Dependencies: samtools, assembly_evaluation.pl
Input are alignments and references:
LIB1.fa (reference file)
LIB1.sorted.bam
LIB1.sorted.bam.bai
Output:
LIB1_fixed.fa
LIB1_pos.txt
Command: consensus Function: Creates a consensus sequences from the haplotypes. It is always preferable to use the haplotype data from GATK rather than consensus sequences. This is to be used by the researcher's discretion. The output is only the heterozygous loci. The output should be combined with fixed references using the 'combine' command to get all the loci.
Dependecies: mafft
Input:
LIB1.final_hap1.txt
LIB1.final_hap2.txt
Output:
LIB1.fa (heterozygous consensus)
LIB1.out (output information with indel and SNP info)

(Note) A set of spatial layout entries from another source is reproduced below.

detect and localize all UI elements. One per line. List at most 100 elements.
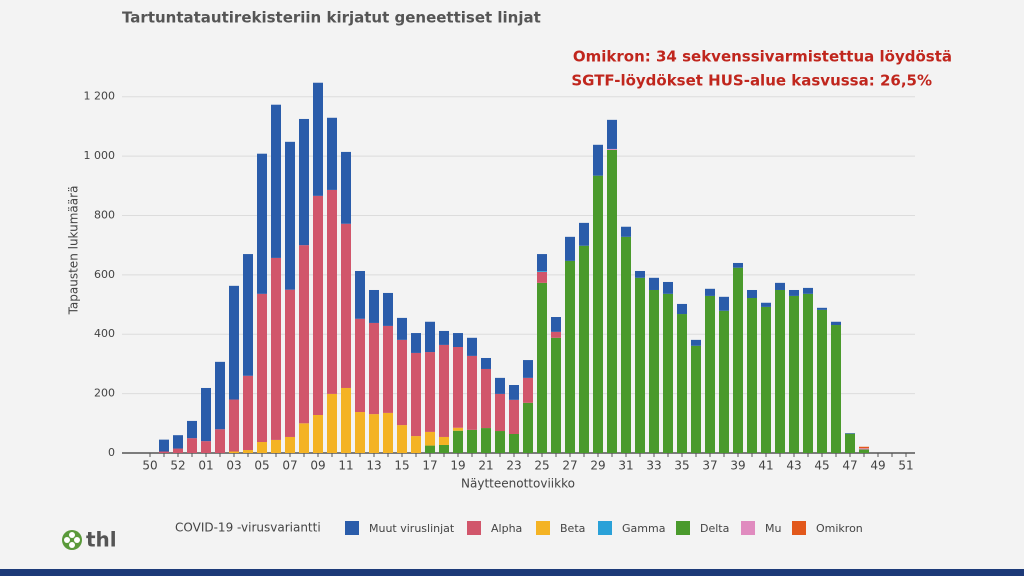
- logo-petal: [69, 532, 75, 538]
- legend-swatch: [598, 521, 612, 535]
- x-tick-label: 19: [450, 459, 465, 473]
- bar-segment: [565, 236, 575, 261]
- x-tick-label: 25: [534, 459, 549, 473]
- legend-swatch: [676, 521, 690, 535]
- legend-label: Mu: [765, 522, 781, 535]
- x-tick-label: 21: [478, 459, 493, 473]
- bar-segment: [341, 223, 351, 388]
- bar-segment: [327, 189, 337, 394]
- x-tick-label: 05: [254, 459, 269, 473]
- bar-segment: [271, 439, 281, 453]
- bar-segment: [775, 282, 785, 290]
- legend-label: Gamma: [622, 522, 665, 535]
- bar-segment: [859, 448, 869, 450]
- bar-segment: [453, 346, 463, 428]
- x-tick-label: 27: [562, 459, 577, 473]
- bar-segment: [383, 412, 393, 453]
- bar-segment: [607, 148, 617, 150]
- legend-swatch: [536, 521, 550, 535]
- bar-segment: [747, 289, 757, 299]
- bar-segment: [495, 431, 505, 453]
- y-tick-label: 800: [94, 208, 115, 221]
- bar-segment: [523, 402, 533, 453]
- x-tick-label: 09: [310, 459, 325, 473]
- y-tick-label: 1 200: [84, 90, 116, 103]
- bar-segment: [187, 420, 197, 439]
- x-tick-label: 39: [730, 459, 745, 473]
- bar-segment: [509, 385, 519, 400]
- x-tick-label: 17: [422, 459, 437, 473]
- x-tick-label: 51: [898, 459, 913, 473]
- x-tick-label: 07: [282, 459, 297, 473]
- y-tick-label: 400: [94, 327, 115, 340]
- bar-segment: [691, 345, 701, 453]
- bar-segment: [411, 333, 421, 353]
- bar-segment: [831, 321, 841, 326]
- bar-segment: [481, 368, 491, 429]
- bar-segment: [621, 226, 631, 237]
- bar-segment: [397, 317, 407, 340]
- bar-segment: [551, 337, 561, 453]
- bar-segment: [467, 355, 477, 430]
- bar-segment: [635, 270, 645, 278]
- bar-segment: [663, 293, 673, 453]
- x-axis-title: Näytteenottoviikko: [461, 477, 575, 491]
- bar-segment: [397, 425, 407, 453]
- bar-segment: [607, 119, 617, 149]
- bar-segment: [285, 436, 295, 453]
- bar-segment: [257, 153, 267, 294]
- logo-text: thl: [86, 528, 117, 552]
- bar-segment: [859, 446, 869, 449]
- bar-segment: [649, 289, 659, 453]
- x-tick-label: 31: [618, 459, 633, 473]
- bar-segment: [761, 306, 771, 453]
- x-tick-label: 50: [142, 459, 157, 473]
- y-tick-label: 1 000: [84, 149, 116, 162]
- x-tick-label: 49: [870, 459, 885, 473]
- x-tick-label: 45: [814, 459, 829, 473]
- bar-segment: [313, 195, 323, 415]
- bar-segment: [159, 439, 169, 452]
- bottom-strip: [0, 569, 1024, 576]
- bar-segment: [537, 271, 547, 283]
- legend-swatch: [741, 521, 755, 535]
- bar-segment: [789, 295, 799, 453]
- bar-segment: [537, 270, 547, 272]
- bar-segment: [341, 387, 351, 453]
- bar-segment: [551, 317, 561, 332]
- chart-title: Tartuntatautirekisteriin kirjatut geneet…: [122, 9, 541, 27]
- bar-segment: [327, 117, 337, 190]
- annotation: Omikron: 34 sekvenssivarmistettua löydös…: [573, 48, 952, 66]
- bar-segment: [243, 375, 253, 451]
- bar-segment: [593, 144, 603, 176]
- bar-segment: [551, 331, 561, 338]
- y-axis-title: Tapausten lukumäärä: [67, 186, 81, 316]
- bar-segment: [369, 322, 379, 415]
- x-tick-label: 43: [786, 459, 801, 473]
- x-tick-label: 41: [758, 459, 773, 473]
- bar-segment: [355, 270, 365, 319]
- bar-segment: [285, 289, 295, 437]
- bar-segment: [201, 387, 211, 442]
- bar-segment: [229, 451, 239, 453]
- bar-segment: [481, 428, 491, 453]
- legend-label: Alpha: [491, 522, 522, 535]
- bar-segment: [313, 82, 323, 196]
- bar-segment: [663, 281, 673, 294]
- x-tick-label: 35: [674, 459, 689, 473]
- bar-segment: [313, 414, 323, 453]
- bar-segment: [299, 245, 309, 424]
- bar-segment: [537, 254, 547, 271]
- x-tick-label: 23: [506, 459, 521, 473]
- logo-petal: [69, 542, 75, 548]
- x-tick-label: 11: [338, 459, 353, 473]
- bar-segment: [495, 393, 505, 432]
- bar-segment: [733, 267, 743, 453]
- bar-segment: [425, 431, 435, 446]
- bar-segment: [635, 277, 645, 453]
- bar-segment: [271, 257, 281, 440]
- legend-label: Beta: [560, 522, 585, 535]
- bar-segment: [397, 339, 407, 426]
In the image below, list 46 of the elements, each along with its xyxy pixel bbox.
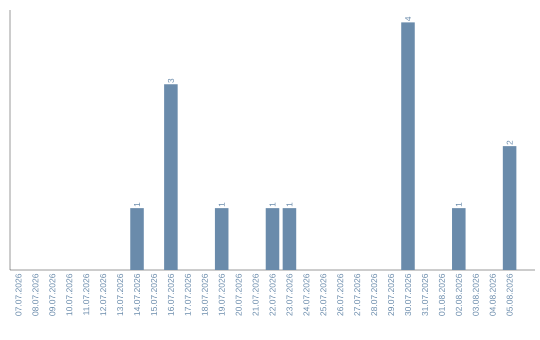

Command: combine Function: Combines the heterozygous output of the 'consensus' function with the fixed references to get all the loci in one file.
Dependencies: none
Input:
LIB1.fa (heterozygous only)
Output:
LIB1.fa (combined)
Command: rename Function: Renames the libraries if the name is not what the researcher desires.
Input:
LIB1.fa (combined or otherwise)
ExtInfo.txt
Output:
RENAME1.fa
Command: perLoc Function: Turns each library consensus file to files organized per locus rather than per library.
Input:
LIB1.fa (combined or RENAME1.fa)
Output:
LOC1.fa
LOC2.fa
LOC3.fa
10-addTaxonNames.R: replaces taxon names in text files (e. g. tree or alignment files). It can either replace names or append them.
Usage:
Rscript 10-addTaxonNames.R -h for help
Input:
- files in which names should be replaced
- a table in xlsx or csv format, containg a column named genomics with sample ids and another names taxon with corresponding taxon names. Spaces in names will be replaced by underscores and dots will be removed.